What is destroyed in the process is not dignity, rather it is control or the illusion of control. When placed in survival mode, life is reduced to the bare necessities, to what Agamben (1998) has labeled homo sacer, literally, sacred life, but in Agamben’s terms is defined more metaphorically as bare life. In the paradigmatic exceptional space, the Nazi Death Camps, homo sacer collides with the ordinary citizen, one surviving in limbo, outside of the borders of the political system and one entrenched within the borders of that system; one powerless, the other holding the key to ultimate power—life and death.
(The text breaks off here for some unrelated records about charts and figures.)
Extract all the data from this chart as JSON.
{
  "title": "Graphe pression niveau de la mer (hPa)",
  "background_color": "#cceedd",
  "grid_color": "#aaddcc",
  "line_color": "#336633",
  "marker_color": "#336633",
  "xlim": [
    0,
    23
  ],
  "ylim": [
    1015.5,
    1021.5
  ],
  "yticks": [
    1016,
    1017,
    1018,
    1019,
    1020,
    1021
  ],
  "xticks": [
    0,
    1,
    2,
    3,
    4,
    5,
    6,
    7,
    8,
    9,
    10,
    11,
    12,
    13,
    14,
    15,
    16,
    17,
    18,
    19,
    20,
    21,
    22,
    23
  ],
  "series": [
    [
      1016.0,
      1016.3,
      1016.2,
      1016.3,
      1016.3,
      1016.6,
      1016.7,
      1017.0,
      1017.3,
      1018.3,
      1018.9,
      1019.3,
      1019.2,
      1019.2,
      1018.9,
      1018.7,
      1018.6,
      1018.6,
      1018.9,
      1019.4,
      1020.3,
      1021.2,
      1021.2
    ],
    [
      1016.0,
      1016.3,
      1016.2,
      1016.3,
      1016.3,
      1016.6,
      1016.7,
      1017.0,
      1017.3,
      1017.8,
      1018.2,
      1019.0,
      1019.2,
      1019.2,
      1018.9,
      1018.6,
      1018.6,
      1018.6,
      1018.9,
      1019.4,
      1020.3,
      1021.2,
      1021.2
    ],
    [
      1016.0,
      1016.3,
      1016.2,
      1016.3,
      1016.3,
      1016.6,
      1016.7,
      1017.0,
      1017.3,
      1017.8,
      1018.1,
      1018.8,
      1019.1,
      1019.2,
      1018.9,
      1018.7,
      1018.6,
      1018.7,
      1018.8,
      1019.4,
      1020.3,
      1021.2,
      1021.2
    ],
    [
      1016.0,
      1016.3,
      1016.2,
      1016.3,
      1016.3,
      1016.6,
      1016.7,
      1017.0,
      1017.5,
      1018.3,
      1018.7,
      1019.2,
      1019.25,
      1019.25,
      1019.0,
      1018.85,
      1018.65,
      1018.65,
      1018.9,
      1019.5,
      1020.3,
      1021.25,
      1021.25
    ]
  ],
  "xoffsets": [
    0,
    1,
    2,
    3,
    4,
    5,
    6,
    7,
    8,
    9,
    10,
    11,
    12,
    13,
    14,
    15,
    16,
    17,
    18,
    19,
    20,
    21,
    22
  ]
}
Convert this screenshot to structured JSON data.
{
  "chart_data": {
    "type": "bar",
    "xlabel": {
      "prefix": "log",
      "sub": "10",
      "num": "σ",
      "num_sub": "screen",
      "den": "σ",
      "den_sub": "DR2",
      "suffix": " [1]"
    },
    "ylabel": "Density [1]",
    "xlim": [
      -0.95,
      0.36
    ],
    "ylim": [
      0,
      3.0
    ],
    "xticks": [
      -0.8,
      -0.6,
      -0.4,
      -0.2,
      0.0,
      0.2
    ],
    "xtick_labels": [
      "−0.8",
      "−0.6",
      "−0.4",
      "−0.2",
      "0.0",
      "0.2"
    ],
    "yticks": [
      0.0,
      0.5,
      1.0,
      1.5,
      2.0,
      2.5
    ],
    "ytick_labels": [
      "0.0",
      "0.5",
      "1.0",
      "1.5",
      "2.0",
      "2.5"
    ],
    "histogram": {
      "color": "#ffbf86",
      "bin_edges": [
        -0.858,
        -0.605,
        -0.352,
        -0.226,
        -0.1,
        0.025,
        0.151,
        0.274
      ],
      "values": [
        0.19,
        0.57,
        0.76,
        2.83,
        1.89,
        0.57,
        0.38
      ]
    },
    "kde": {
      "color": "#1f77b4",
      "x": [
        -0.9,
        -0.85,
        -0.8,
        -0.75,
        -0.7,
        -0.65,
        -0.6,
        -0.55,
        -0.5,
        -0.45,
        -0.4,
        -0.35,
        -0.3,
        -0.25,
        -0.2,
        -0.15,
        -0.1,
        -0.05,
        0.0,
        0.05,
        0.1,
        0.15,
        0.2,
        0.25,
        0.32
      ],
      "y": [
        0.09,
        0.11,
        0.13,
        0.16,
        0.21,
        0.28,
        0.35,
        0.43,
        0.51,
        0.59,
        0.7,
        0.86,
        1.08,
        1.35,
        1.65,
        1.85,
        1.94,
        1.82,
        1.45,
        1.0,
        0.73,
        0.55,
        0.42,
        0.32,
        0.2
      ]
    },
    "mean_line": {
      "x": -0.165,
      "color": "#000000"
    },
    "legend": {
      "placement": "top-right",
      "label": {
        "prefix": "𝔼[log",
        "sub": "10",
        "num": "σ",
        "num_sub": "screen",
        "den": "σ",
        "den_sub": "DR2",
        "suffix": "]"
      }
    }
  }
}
The United States is not exempt from creating borderless states of isolation. Native American people have lived in isolation on reservations for a hundred years or so, isolated as sovereign nations within a sovereign nation, a euphemism that is intended to hide the source of Real power. During World War II, Japanese Americans were herded into internment camps, isolated in the California desert and the Great Basin where they could be separated from Real Americans. More recently, the detention camp at Guantanamo place the lives of enemy combatants in limbo under the watchful eye of the military. Each of these instances, including the paradigmatic case, fall into what Agamben (1998) calls biopolitics.

Lewis extends this argument to schools, labeling the activity of schools and schooling as biopedagogy. Students are placed in a position of being homo sacer in the sense that because they are subject to nothing but external rules, to not being able participants in the decisions that directly and indirectly impact their lives, schools are places where students necessarily collide with those that choose to control them. Schools isolate, separate, and punish sometimes just because they can. The real tragedy is that this all appears to be normal to the rest of us.

 References

Agamben, G. (1998). Homo Sacer: Sovereign power and bare life (D. Heller-Roazen, Trans.). Sanford, CA: Sanford University Press.

Lewis, T. E. (2006). The school as an exceptional space: Rethinking education from the perspective of the biopedagogical. Educational Theory, 56(2), 159-176.

Žižek, S. (2002). Welcome to the desert of the real: Five essays on September 11 and related dates. London: Verso.